Real Estate Journal: Mast Capital raises the stakes
Mast Capital has taken on some of the most high-profile development projects in South Florida in recent years, including a luxury condominium in Miami, the termination of an oceanfront condo and the redevelopment of a YMCA site. Founder and CEO Camilo Miguel Jr. has plans to further expand the Miami-based firm’s reach by entering new sectors of real estate and becoming more of a statewide developer. The company has 44 employees and is hiring, with plans to reach 60 by the end of the year, he said. Before he took on projects worth hundreds of millions of dollars, Miguel began with small real estate deals. After earning a business degree from the University of Miami, he decided to invest in real estate in 2003 because he felt it was an industry he could learn on his own. He pooled money from friends and family, and purchased land in Las Vegas. After getting approval to build apartments there, he flipped it for a nice profit. He repeated that process with several more sites, since he didn’t have the capital to actually build. “The projects were still $200 million projects, but the dollar amount [of the sales] was a few million here or a few million there,” Miguel said. “I needed to create liquidity for myself to build something bigger.”
After founding Mast Capital in 2006, he focused on bridge lending to developers and purchasing distressed debt. As the Great Recession faded and development opportunities came up, Mast Capital was in a position to begin building. One of the first condominiums the company completed was Louver House in Miami Beach in 2016. The building had just 12 units, but they sold for $1,350 a square foot, which was an impressive price at the time. What Miguel learned was to go bigger. “It takes a similar amount of effort to do a large deal as a small deal,” he said. “All the same planning goes into it, so you might as well do it bigger.” The biggest project yet for Mast Capital will be Cipriani Residences Miami, an 80-story condo with an Italian luxury brand. The first phase will have 397 units, and two more towers are planned. Developing the 2.8-acre site in the Brickell Financial District might seem like an obvious play, but the property was riddled with challenges over the years. The Great Recession scuttled the original development plans there. A company from China acquired it, but litigation between the partners prevented them for moving forward. “I kept in contact with everybody along the way because that was an important site for Brickell,” Miguel said. “We are putting a speakeasy in the base of the tower, a restaurant for unit owners only on the pool deck, and a big fitness center and spa.” Condo termination has been another way Mast Capital obtains sites in South Florida’s landconstrained market.
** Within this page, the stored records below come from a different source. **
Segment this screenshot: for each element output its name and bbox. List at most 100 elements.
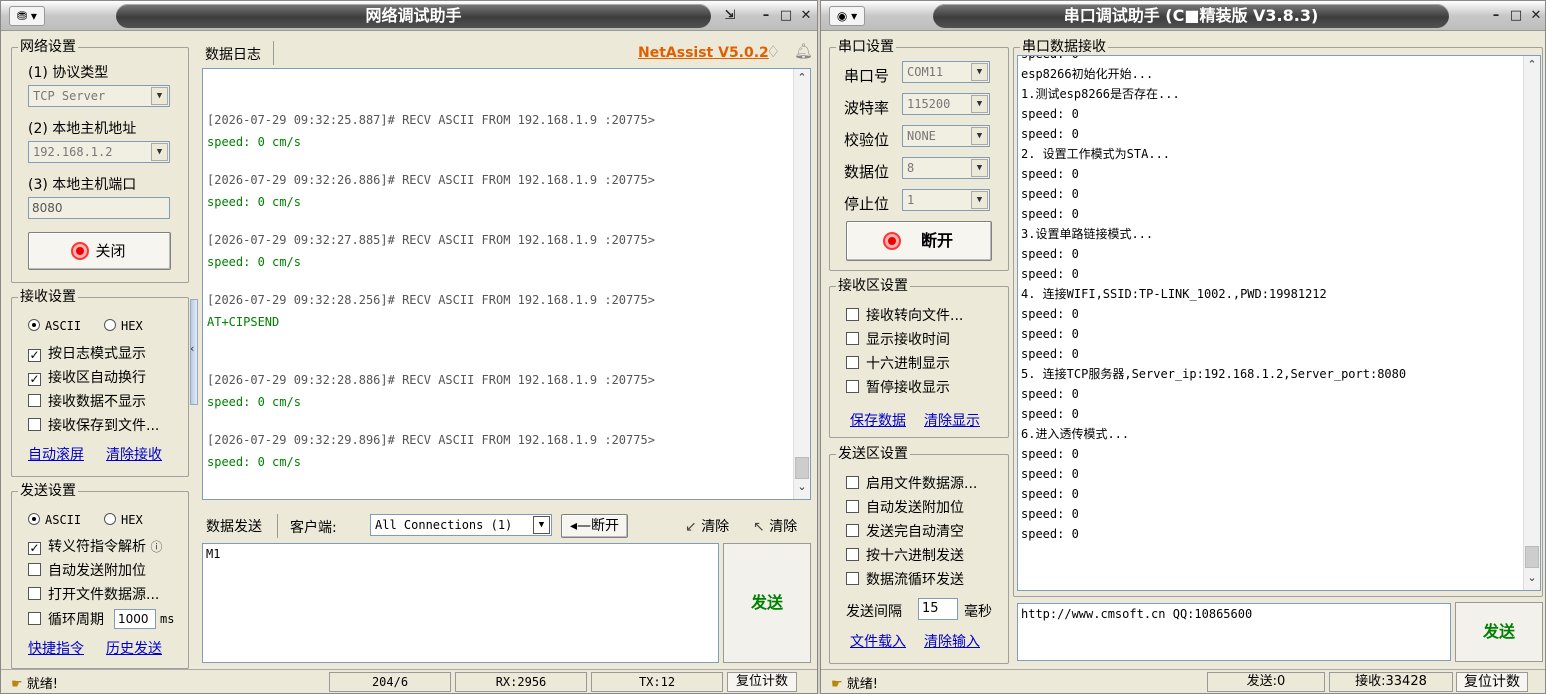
serial-receive-panel[interactable]: speed: 0 esp8266初始化开始... 1.测试esp8266是否存在..…	[1017, 55, 1541, 591]
hex-display-checkbox[interactable]: 十六进制显示	[846, 353, 950, 373]
serial-send-button[interactable]: 发送	[1455, 602, 1543, 662]
databits-select[interactable]: 8 ▼	[902, 157, 990, 179]
auto-clear-label: 发送完自动清空	[866, 524, 964, 540]
auto-clear-checkbox[interactable]: 发送完自动清空	[846, 521, 964, 541]
parity-select[interactable]: NONE ▼	[902, 125, 990, 147]
clear-receive-link[interactable]: 清除接收	[106, 444, 162, 464]
log-entry: [2026-07-29 09:32:28.886]# RECV ASCII FR…	[207, 373, 655, 409]
send-history-link[interactable]: 历史发送	[106, 638, 162, 658]
scroll-down-icon[interactable]: ⌄	[1524, 571, 1540, 588]
serial-disconnect-button[interactable]: 断开	[846, 221, 992, 261]
loop-send-checkbox[interactable]: 数据流循环发送	[846, 569, 964, 589]
save-data-link[interactable]: 保存数据	[850, 410, 906, 430]
auto-scroll-link[interactable]: 自动滚屏	[28, 444, 84, 464]
send-button[interactable]: 发送	[723, 543, 811, 663]
open-file-source-checkbox[interactable]: 打开文件数据源...	[28, 584, 159, 604]
serial-receive-line: 1.测试esp8266是否存在...	[1021, 87, 1180, 101]
append-bits-checkbox[interactable]: 自动发送附加位	[28, 560, 146, 580]
serial-send-textarea[interactable]: http://www.cmsoft.cn QQ:10865600	[1017, 603, 1451, 661]
shortcut-commands-link[interactable]: 快捷指令	[28, 638, 84, 658]
auto-wrap-checkbox[interactable]: ✓ 接收区自动换行	[28, 367, 146, 387]
brand-version-link[interactable]: NetAssist V5.0.2	[638, 45, 769, 61]
close-window-button[interactable]: ✕	[797, 6, 815, 26]
disconnect-client-button[interactable]: ◂—断开	[561, 514, 628, 538]
clear-input-link[interactable]: 清除输入	[924, 631, 980, 651]
port-settings-title: 串口设置	[836, 39, 896, 55]
minimize-button[interactable]: –	[1487, 6, 1505, 26]
cycle-label: 循环周期	[48, 612, 104, 628]
interval-input[interactable]: 15	[918, 598, 958, 620]
chevron-down-icon: ▼	[971, 127, 988, 145]
netassist-titlebar[interactable]: ⛃ ▾ 网络调试助手 ⇲ – □ ✕	[1, 1, 817, 31]
serial-scrollbar[interactable]: ⌃ ⌄	[1523, 56, 1540, 590]
scroll-thumb[interactable]	[795, 457, 809, 479]
serial-send-settings-group: 发送区设置 启用文件数据源... 自动发送附加位 发送完自动清空 按十六进制发送…	[829, 446, 1009, 664]
pause-display-checkbox[interactable]: 暂停接收显示	[846, 377, 950, 397]
maximize-button[interactable]: □	[777, 6, 795, 26]
clear-send-button[interactable]: ↙ 清除	[685, 516, 729, 536]
hide-data-label: 接收数据不显示	[48, 394, 146, 410]
info-icon[interactable]: ⓘ	[150, 540, 162, 554]
clear-display-link[interactable]: 清除显示	[924, 410, 980, 430]
maximize-button[interactable]: □	[1507, 6, 1525, 26]
client-select[interactable]: All Connections (1) ▼	[370, 514, 552, 536]
recv-ascii-radio[interactable]: ASCII	[28, 318, 81, 334]
tab-data-send[interactable]: 数据发送	[206, 516, 262, 536]
hex-send-checkbox[interactable]: 按十六进制发送	[846, 545, 964, 565]
scroll-down-icon[interactable]: ⌄	[794, 480, 810, 497]
port-input[interactable]: 8080	[28, 197, 170, 219]
app-menu-icon[interactable]: ⛃ ▾	[9, 6, 45, 26]
close-window-button[interactable]: ✕	[1527, 6, 1545, 26]
scroll-thumb[interactable]	[1525, 546, 1539, 568]
host-value: 192.168.1.2	[33, 145, 113, 159]
port-select[interactable]: COM11 ▼	[902, 61, 990, 83]
serial-reset-count-button[interactable]: 复位计数	[1456, 672, 1528, 692]
status-ready: ☛ 就绪!	[11, 673, 58, 692]
file-load-link[interactable]: 文件载入	[850, 631, 906, 651]
escape-parse-checkbox[interactable]: ✓ 转义符指令解析 ⓘ	[28, 536, 162, 556]
show-time-checkbox[interactable]: 显示接收时间	[846, 329, 950, 349]
scroll-up-icon[interactable]: ⌃	[794, 71, 810, 88]
data-log-panel[interactable]: [2026-07-29 09:32:25.887]# RECV ASCII FR…	[202, 68, 811, 500]
baud-select[interactable]: 115200 ▼	[902, 93, 990, 115]
file-source-checkbox[interactable]: 启用文件数据源...	[846, 473, 977, 493]
send-ascii-radio[interactable]: ASCII	[28, 512, 81, 528]
stopbits-select[interactable]: 1 ▼	[902, 189, 990, 211]
serial-append-checkbox[interactable]: 自动发送附加位	[846, 497, 964, 517]
redirect-file-label: 接收转向文件...	[866, 308, 964, 324]
protocol-select[interactable]: TCP Server ▼	[28, 85, 170, 107]
send-ascii-label: ASCII	[45, 513, 82, 527]
close-connection-button[interactable]: 关闭	[28, 232, 171, 270]
serial-disconnect-label: 断开	[920, 231, 953, 250]
port-label: (3) 本地主机端口	[28, 177, 137, 193]
log-scrollbar[interactable]: ⌃ ⌄	[793, 69, 810, 499]
scroll-up-icon[interactable]: ⌃	[1524, 58, 1540, 75]
log-entry-data: speed: 0 cm/s	[207, 195, 301, 209]
clear-all-button[interactable]: ↖ 清除	[753, 516, 797, 536]
cycle-checkbox[interactable]: 循环周期	[28, 609, 104, 629]
serial-titlebar[interactable]: ◉ ▾ 串口调试助手 (C■精装版 V3.8.3) – □ ✕	[821, 1, 1545, 31]
cycle-period-input[interactable]: 1000	[114, 609, 156, 629]
tab-data-log[interactable]: 数据日志	[205, 44, 261, 64]
host-select[interactable]: 192.168.1.2 ▼	[28, 141, 170, 163]
hide-data-checkbox[interactable]: 接收数据不显示	[28, 391, 146, 411]
log-mode-checkbox[interactable]: ✓ 按日志模式显示	[28, 343, 146, 363]
pin-icon[interactable]: ⇲	[719, 6, 741, 26]
close-connection-label: 关闭	[95, 242, 126, 260]
send-textarea[interactable]: M1	[202, 543, 719, 663]
reset-count-button[interactable]: 复位计数	[727, 672, 797, 692]
red-dot-icon	[73, 244, 88, 258]
log-entry: [2026-07-29 09:32:28.256]# RECV ASCII FR…	[207, 293, 655, 329]
serial-receive-line: speed: 0	[1021, 187, 1079, 201]
collapse-sidebar-handle[interactable]: ‹	[190, 299, 198, 405]
save-to-file-checkbox[interactable]: 接收保存到文件...	[28, 415, 159, 435]
diamond-icon[interactable]: ♢	[766, 42, 780, 61]
radio-icon	[28, 319, 40, 331]
status-sent: 发送:0	[1207, 672, 1325, 692]
send-hex-radio[interactable]: HEX	[104, 512, 143, 528]
minimize-button[interactable]: –	[757, 6, 775, 26]
bell-icon[interactable]: 🔔︎	[794, 42, 813, 60]
recv-hex-radio[interactable]: HEX	[104, 318, 143, 334]
redirect-file-checkbox[interactable]: 接收转向文件...	[846, 305, 963, 325]
app-menu-icon[interactable]: ◉ ▾	[829, 6, 865, 26]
After teaming with Miami Beach-based Starwood Capital Group to buy out an oceanfront condo in Miami Beach, Mast Capital launched sales for the 82-unit Perigon. “Condo terminations are challenging,” Miguel said. “You need to have a willing group of owners in a property where can you pay the owners a premium to the retail market for their units …. It’s worth the effort to be able to unlock an opportunity in one of the highest barrier-to-entry markets in the state.” In another creative deal, Miguel worked out an agreement with the YMCA of the Palm Beaches to give it enough time to move out of its Palm Springs campus and into a new location. That allowed Mast Capital and its partners to redevelop the site into 264 apartments. In Broward County, Mast Capital purchased the Quay shopping and office center on Southeast 17th Street and filed plans to build 358 apartments in the parking lot, while keeping the commercial tenants in place. Now, the firm is looking at multifamily and hospitality projects across Florida, including in Tampa, Orlando, Naples/Fort Myers, the Treasure Coast and the Keys. It even acquired the Saddlebrook Resort, a golf club in Wesley Chapel, in March and is renovating it. “We can be optimistic about how Florida will perform compared to other states,” Miguel said. “It has a favorable lifestyle, continued migration. All of that will continue to bolster our market and present additional development opportunities.” Going forward, Mast Capital will seek out more deals to buy hotels and renovate them. Miguel said he’s also considering ground-up office development in South Florida, which has become attractive since office rents in Miami reached an all-time high. Even though higher interest rates and construction costs have made putting a project together more challenging, Miguel is confident the capital will line up behind his ideas. “Back when I started my business, the investors were my friends and family,” he said. “Now I have major investors like Rockpoint Group, AEW, Angelo Gordon and Starwood Capital. And some of my original investors are still with me.”